Robin went to his bed in the room beside the chapel, but not to sleep. The darkness and the silence of the night intensified the misery of his moral loneliness and held him yet more at the mercy of his conscience. Toss and turn as he would, he could not escape from the conviction that his cowardice had been discovered and that the Sieur de Tinteniac was coming, like some stern St. Michael, to smite and to condemn. Even as a man upon the mountains may see the image of his own body magnified and distorted by the mist, so the lad’s conscious guilt took fright at its own fear. He sat shivering in bed, his teeth chattering, his face white with the moonlight that poured into the room. Alone, in the silence of the night, he was like a frightened child, who yearns for a mother’s warm arms and words of comfort.

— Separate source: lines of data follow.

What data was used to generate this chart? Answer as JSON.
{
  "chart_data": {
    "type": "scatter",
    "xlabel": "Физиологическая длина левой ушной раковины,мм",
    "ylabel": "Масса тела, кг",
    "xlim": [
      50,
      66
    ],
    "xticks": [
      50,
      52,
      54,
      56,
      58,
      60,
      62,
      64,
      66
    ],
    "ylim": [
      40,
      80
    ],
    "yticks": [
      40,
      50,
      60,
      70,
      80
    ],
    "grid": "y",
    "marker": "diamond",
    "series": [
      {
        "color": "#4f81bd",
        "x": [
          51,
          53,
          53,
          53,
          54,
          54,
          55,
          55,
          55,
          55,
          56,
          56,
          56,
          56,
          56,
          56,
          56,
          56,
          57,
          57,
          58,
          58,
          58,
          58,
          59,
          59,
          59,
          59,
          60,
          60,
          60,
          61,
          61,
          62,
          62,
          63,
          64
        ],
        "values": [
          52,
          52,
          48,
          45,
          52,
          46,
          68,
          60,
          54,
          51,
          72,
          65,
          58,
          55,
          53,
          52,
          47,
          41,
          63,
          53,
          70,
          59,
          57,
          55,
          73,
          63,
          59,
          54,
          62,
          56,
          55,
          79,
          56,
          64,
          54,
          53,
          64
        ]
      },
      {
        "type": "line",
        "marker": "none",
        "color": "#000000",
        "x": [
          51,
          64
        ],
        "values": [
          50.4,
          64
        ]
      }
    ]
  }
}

It was past midnight when Tiphaïne was awakened by hearing some one knocking at her door. She sat up in bed and listened, the moonlight falling across the coverlet and touching her white arms and bosom.

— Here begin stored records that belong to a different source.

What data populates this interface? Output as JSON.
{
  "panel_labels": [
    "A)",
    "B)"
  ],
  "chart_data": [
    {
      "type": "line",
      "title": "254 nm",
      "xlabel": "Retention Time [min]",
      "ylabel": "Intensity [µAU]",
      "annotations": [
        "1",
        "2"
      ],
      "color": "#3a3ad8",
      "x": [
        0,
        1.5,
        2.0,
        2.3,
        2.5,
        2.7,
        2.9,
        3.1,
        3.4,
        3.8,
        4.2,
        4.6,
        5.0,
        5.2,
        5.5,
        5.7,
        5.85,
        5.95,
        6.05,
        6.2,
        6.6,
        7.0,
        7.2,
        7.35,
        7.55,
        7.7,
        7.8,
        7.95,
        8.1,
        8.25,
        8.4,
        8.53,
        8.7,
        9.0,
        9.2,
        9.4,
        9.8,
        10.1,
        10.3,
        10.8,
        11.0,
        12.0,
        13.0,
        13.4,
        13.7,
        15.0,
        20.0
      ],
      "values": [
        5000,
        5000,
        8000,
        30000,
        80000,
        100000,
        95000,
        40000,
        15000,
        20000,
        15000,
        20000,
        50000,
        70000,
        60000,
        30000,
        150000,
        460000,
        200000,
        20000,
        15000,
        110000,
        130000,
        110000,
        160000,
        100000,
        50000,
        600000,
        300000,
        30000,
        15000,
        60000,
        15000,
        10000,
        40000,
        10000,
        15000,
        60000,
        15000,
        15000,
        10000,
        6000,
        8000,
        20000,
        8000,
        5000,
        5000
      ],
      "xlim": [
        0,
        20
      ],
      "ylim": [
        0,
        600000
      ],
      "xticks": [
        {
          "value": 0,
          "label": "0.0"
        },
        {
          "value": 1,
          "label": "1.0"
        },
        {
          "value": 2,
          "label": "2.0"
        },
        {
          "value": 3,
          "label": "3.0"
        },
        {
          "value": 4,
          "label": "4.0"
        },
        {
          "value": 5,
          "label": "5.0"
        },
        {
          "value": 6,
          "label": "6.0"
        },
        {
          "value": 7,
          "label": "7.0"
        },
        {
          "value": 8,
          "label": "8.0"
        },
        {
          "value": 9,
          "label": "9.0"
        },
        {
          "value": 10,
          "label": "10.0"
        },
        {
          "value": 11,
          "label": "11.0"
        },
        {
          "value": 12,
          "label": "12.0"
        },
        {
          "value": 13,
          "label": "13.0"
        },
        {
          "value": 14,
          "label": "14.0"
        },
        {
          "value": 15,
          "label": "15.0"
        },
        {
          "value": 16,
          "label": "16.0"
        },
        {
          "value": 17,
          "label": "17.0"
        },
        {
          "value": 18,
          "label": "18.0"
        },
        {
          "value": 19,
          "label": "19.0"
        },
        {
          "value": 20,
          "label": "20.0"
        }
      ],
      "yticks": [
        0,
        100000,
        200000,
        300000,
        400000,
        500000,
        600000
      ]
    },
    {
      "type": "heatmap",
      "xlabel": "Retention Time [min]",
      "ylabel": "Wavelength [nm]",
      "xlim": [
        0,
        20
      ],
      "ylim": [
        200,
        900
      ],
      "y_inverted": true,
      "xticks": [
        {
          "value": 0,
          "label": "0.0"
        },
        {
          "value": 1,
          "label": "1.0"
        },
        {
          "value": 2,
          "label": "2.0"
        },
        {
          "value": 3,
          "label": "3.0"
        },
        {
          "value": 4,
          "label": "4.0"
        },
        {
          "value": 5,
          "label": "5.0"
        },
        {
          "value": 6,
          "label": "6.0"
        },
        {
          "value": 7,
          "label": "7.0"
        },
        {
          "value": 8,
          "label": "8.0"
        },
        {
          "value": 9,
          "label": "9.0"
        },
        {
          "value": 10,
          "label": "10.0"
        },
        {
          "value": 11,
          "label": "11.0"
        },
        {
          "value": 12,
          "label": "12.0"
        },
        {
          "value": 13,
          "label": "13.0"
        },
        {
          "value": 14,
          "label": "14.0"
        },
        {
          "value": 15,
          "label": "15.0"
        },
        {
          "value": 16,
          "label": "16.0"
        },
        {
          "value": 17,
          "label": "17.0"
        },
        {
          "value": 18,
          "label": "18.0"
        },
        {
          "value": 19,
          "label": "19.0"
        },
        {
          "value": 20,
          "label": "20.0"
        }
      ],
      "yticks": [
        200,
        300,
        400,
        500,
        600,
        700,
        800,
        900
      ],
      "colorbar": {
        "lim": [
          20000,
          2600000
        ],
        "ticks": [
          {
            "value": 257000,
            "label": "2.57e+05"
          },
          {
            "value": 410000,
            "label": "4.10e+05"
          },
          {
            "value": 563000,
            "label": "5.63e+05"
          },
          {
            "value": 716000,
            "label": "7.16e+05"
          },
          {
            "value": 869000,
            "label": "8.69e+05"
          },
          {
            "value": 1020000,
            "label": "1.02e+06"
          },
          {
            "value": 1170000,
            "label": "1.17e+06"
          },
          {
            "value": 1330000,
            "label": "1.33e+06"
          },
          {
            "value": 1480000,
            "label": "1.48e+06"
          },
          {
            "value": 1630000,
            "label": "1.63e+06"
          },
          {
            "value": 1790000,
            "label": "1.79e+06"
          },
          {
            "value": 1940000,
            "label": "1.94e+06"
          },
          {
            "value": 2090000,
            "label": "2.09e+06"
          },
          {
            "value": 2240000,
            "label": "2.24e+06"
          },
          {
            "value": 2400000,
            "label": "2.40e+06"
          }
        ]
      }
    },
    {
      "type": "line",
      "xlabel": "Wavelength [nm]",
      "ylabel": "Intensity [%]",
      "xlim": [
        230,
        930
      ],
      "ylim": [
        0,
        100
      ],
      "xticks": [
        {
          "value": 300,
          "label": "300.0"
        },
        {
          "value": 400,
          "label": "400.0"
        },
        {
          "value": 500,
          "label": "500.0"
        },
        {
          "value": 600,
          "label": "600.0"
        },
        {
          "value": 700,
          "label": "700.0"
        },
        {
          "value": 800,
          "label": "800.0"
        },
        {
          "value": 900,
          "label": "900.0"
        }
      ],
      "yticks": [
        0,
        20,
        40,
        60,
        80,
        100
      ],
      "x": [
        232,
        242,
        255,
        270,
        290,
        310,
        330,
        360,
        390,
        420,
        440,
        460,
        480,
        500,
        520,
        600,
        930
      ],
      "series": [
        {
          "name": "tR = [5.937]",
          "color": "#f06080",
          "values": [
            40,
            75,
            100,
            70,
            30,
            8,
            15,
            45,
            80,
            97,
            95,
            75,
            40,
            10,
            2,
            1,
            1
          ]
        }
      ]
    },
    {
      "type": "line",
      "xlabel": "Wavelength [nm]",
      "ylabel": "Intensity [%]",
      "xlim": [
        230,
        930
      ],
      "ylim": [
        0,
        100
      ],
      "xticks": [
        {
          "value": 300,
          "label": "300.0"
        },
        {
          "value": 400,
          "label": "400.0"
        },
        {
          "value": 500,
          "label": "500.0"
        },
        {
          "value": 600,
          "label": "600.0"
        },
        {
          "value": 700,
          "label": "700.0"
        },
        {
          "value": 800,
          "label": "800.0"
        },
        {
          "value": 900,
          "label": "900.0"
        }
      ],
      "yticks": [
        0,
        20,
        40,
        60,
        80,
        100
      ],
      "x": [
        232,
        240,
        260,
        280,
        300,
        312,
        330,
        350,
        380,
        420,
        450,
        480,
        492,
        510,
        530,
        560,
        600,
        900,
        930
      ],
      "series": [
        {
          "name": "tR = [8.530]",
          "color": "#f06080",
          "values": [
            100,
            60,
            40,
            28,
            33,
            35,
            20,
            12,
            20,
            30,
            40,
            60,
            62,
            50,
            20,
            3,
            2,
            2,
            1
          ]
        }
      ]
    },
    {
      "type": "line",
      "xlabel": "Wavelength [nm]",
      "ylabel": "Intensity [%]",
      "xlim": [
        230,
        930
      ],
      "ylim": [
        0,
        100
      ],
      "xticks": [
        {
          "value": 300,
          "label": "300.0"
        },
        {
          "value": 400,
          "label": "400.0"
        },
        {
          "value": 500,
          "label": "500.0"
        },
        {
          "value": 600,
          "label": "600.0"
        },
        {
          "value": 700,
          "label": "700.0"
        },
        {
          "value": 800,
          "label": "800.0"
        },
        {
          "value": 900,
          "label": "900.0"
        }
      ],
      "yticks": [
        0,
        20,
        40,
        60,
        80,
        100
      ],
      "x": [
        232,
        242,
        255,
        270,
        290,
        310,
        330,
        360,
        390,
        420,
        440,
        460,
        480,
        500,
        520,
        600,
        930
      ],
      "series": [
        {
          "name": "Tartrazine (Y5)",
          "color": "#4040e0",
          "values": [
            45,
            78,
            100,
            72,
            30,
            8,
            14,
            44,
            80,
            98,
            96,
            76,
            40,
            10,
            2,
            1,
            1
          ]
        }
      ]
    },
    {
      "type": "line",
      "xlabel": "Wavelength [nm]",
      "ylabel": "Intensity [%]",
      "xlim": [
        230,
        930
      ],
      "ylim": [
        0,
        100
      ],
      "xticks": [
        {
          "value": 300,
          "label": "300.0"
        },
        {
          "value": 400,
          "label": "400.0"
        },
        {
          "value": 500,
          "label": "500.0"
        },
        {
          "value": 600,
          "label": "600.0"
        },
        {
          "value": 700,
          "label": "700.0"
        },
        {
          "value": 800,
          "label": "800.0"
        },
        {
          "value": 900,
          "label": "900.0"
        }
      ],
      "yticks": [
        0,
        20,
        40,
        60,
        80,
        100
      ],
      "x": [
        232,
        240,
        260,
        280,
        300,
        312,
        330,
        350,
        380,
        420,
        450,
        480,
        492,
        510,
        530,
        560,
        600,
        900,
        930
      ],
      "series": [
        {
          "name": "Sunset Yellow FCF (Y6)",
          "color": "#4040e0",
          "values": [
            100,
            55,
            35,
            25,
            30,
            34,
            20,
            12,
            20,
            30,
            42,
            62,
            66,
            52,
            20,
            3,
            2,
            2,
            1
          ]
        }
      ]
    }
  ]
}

Again she heard a hand knocking on the carved panels of the door.

“Who’s there?”

Since no voice answered her, she slipped out of bed, and, throwing a long cloak about her, opened the door and looked out into the passage. Leaning against the wall, with its hands over its face, Tiphaïne saw a dim and shrinking figure, the figure of her brother.

“Robin!”

She stood with one hand on the door, looking at Robin, a strained wonder on her face.

“Robin, what is it?—are you ill?”

She heard him groan as though in pain.

“Tiphaïne, my God, what shall I do? It is all a lie—a miserable lie!”